While washing a muddy kitty, Susie wonders out loud if there’s an easier solution to keeping cats clean. Her groovy Uncle Oswaldo overhears, and invents Feline Wash-o-Matic — a cat washing machine that cats actually enjoy. At the center of this radical contraption is a disco floor that would do any disco queen proud. Thus, the Cat Wash was born.

To play, you need to bring employees to various stations so they can wash the kitty customers. Each cat will request a certain station, which is shown in a bubble over its heads. Drag a waiting cat to the conveyor belt. When it rolls passed a disco dancing employee who is waiting at the right station, the employee will pick up the kitty customer and make sure the cat is properly serviced. As the game progresses, you get more stations and upgrades, including a wash station, drying station, clipping station, flea dip station, brushing station, and finishing station. You can also add automatic stations to help you work faster.

Both employees and cats have patience levels. Upset cats will flee, while upset humans will go out for coffee on extended breaks. You need to manage both while playing. Cats have lots of preferences, and their happiness depends on meeting as many of their needs as possible. Each cat will prefer a handler of a particular gender, and each breed has its own peculiarities. Some hate water, and lose patience when taken to stations they dislike, while others are calm and tolerant of everything. No matter what all cool cats love to disco dance, and some catnip and a jukebox can do wonders for their mood.

There are other random factors to content with, like skunks and dogs which upset cats and workers, and the occasional rabbit brought in by an absent minded owner. Employees take sick days, and machines sometimes malfunction, meaning that your day to day tasks vary as you play.

Every four levels, you play a cat and disco themed mini-game, which includes games like slots, memory, and even a version of Hungry Hungry Hippos played with cats. These are quick, and can be skipped if you choose.

The game play is fast paced, but flexible. Cats are quite happy to dance the night away, so slower players can move all the cats into the disco and take their time while playing. Experienced players who want a challenge can set the difficulty level higher and try to earn an expert score. 

The disco music and dance animations are amusing, and the variety of tasks and upgrades keeps things fresh for hours. It’s not your typical dash game, so the mechanics are fresh, too.  The length is about standard for a casual game, although there isn’t a huge amount of replay value.

On the downside, it’s a bit rough around the edges.
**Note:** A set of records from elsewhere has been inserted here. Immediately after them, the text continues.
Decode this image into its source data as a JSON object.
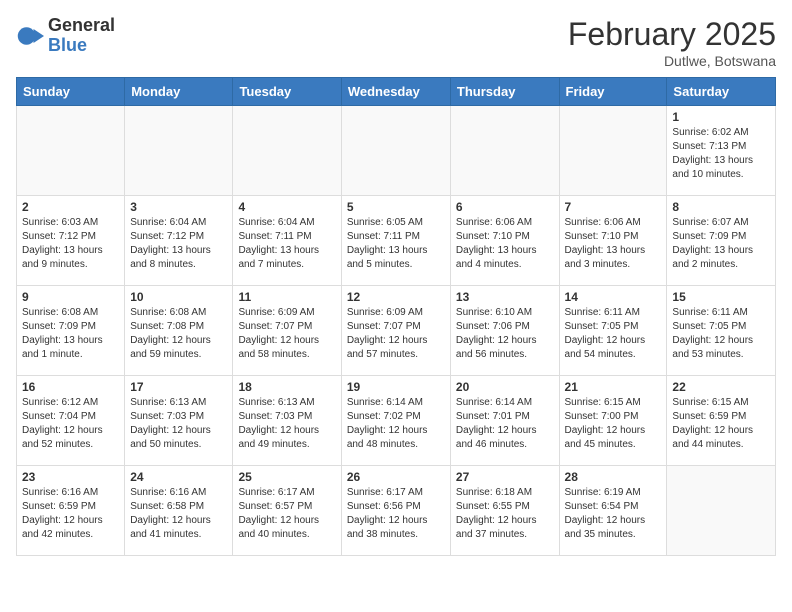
{
  "logo": {
    "general": "General",
    "blue": "Blue"
  },
  "title": "February 2025",
  "location": "Dutlwe, Botswana",
  "days_of_week": [
    "Sunday",
    "Monday",
    "Tuesday",
    "Wednesday",
    "Thursday",
    "Friday",
    "Saturday"
  ],
  "weeks": [
    [
      {
        "day": "",
        "info": ""
      },
      {
        "day": "",
        "info": ""
      },
      {
        "day": "",
        "info": ""
      },
      {
        "day": "",
        "info": ""
      },
      {
        "day": "",
        "info": ""
      },
      {
        "day": "",
        "info": ""
      },
      {
        "day": "1",
        "info": "Sunrise: 6:02 AM\nSunset: 7:13 PM\nDaylight: 13 hours\nand 10 minutes."
      }
    ],
    [
      {
        "day": "2",
        "info": "Sunrise: 6:03 AM\nSunset: 7:12 PM\nDaylight: 13 hours\nand 9 minutes."
      },
      {
        "day": "3",
        "info": "Sunrise: 6:04 AM\nSunset: 7:12 PM\nDaylight: 13 hours\nand 8 minutes."
      },
      {
        "day": "4",
        "info": "Sunrise: 6:04 AM\nSunset: 7:11 PM\nDaylight: 13 hours\nand 7 minutes."
      },
      {
        "day": "5",
        "info": "Sunrise: 6:05 AM\nSunset: 7:11 PM\nDaylight: 13 hours\nand 5 minutes."
      },
      {
        "day": "6",
        "info": "Sunrise: 6:06 AM\nSunset: 7:10 PM\nDaylight: 13 hours\nand 4 minutes."
      },
      {
        "day": "7",
        "info": "Sunrise: 6:06 AM\nSunset: 7:10 PM\nDaylight: 13 hours\nand 3 minutes."
      },
      {
        "day": "8",
        "info": "Sunrise: 6:07 AM\nSunset: 7:09 PM\nDaylight: 13 hours\nand 2 minutes."
      }
    ],
    [
      {
        "day": "9",
        "info": "Sunrise: 6:08 AM\nSunset: 7:09 PM\nDaylight: 13 hours\nand 1 minute."
      },
      {
        "day": "10",
        "info": "Sunrise: 6:08 AM\nSunset: 7:08 PM\nDaylight: 12 hours\nand 59 minutes."
      },
      {
        "day": "11",
        "info": "Sunrise: 6:09 AM\nSunset: 7:07 PM\nDaylight: 12 hours\nand 58 minutes."
      },
      {
        "day": "12",
        "info": "Sunrise: 6:09 AM\nSunset: 7:07 PM\nDaylight: 12 hours\nand 57 minutes."
      },
      {
        "day": "13",
        "info": "Sunrise: 6:10 AM\nSunset: 7:06 PM\nDaylight: 12 hours\nand 56 minutes."
      },
      {
        "day": "14",
        "info": "Sunrise: 6:11 AM\nSunset: 7:05 PM\nDaylight: 12 hours\nand 54 minutes."
      },
      {
        "day": "15",
        "info": "Sunrise: 6:11 AM\nSunset: 7:05 PM\nDaylight: 12 hours\nand 53 minutes."
      }
    ],
    [
      {
        "day": "16",
        "info": "Sunrise: 6:12 AM\nSunset: 7:04 PM\nDaylight: 12 hours\nand 52 minutes."
      },
      {
        "day": "17",
        "info": "Sunrise: 6:13 AM\nSunset: 7:03 PM\nDaylight: 12 hours\nand 50 minutes."
      },
      {
        "day": "18",
        "info": "Sunrise: 6:13 AM\nSunset: 7:03 PM\nDaylight: 12 hours\nand 49 minutes."
      },
      {
        "day": "19",
        "info": "Sunrise: 6:14 AM\nSunset: 7:02 PM\nDaylight: 12 hours\nand 48 minutes."
      },
      {
        "day": "20",
        "info": "Sunrise: 6:14 AM\nSunset: 7:01 PM\nDaylight: 12 hours\nand 46 minutes."
      },
      {
        "day": "21",
        "info": "Sunrise: 6:15 AM\nSunset: 7:00 PM\nDaylight: 12 hours\nand 45 minutes."
      },
      {
        "day": "22",
        "info": "Sunrise: 6:15 AM\nSunset: 6:59 PM\nDaylight: 12 hours\nand 44 minutes."
      }
    ],
    [
      {
        "day": "23",
        "info": "Sunrise: 6:16 AM\nSunset: 6:59 PM\nDaylight: 12 hours\nand 42 minutes."
      },
      {
        "day": "24",
        "info": "Sunrise: 6:16 AM\nSunset: 6:58 PM\nDaylight: 12 hours\nand 41 minutes."
      },
      {
        "day": "25",
        "info": "Sunrise: 6:17 AM\nSunset: 6:57 PM\nDaylight: 12 hours\nand 40 minutes."
      },
      {
        "day": "26",
        "info": "Sunrise: 6:17 AM\nSunset: 6:56 PM\nDaylight: 12 hours\nand 38 minutes."
      },
      {
        "day": "27",
        "info": "Sunrise: 6:18 AM\nSunset: 6:55 PM\nDaylight: 12 hours\nand 37 minutes."
      },
      {
        "day": "28",
        "info": "Sunrise: 6:19 AM\nSunset: 6:54 PM\nDaylight: 12 hours\nand 35 minutes."
      },
      {
        "day": "",
        "info": ""
      }
    ]
  ]
}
The controls can sometimes be finicky. It can take several attempts to move employees between stations, or to move cats on and off the conveyor belt. Uncle Oswaldo is sometimes referred to as Uncle Scotty, with no explanation. These are small things, but noticeable as you play.

For the most part, the art is alright, but it isn’t as clean or detailed as many other recent games. Some images, like Susie’s nemesis Maria and her goons, are inconsistent with the overall style.

Despite a few rough patches, Cat Wash is subtly addictive, and entertaining to play. There are many clever new components layered into the game play, which really make it stand out from other cookie cutter time management games with higher production values but less personality. It’s worth checking out for the novelty it brings to the genre.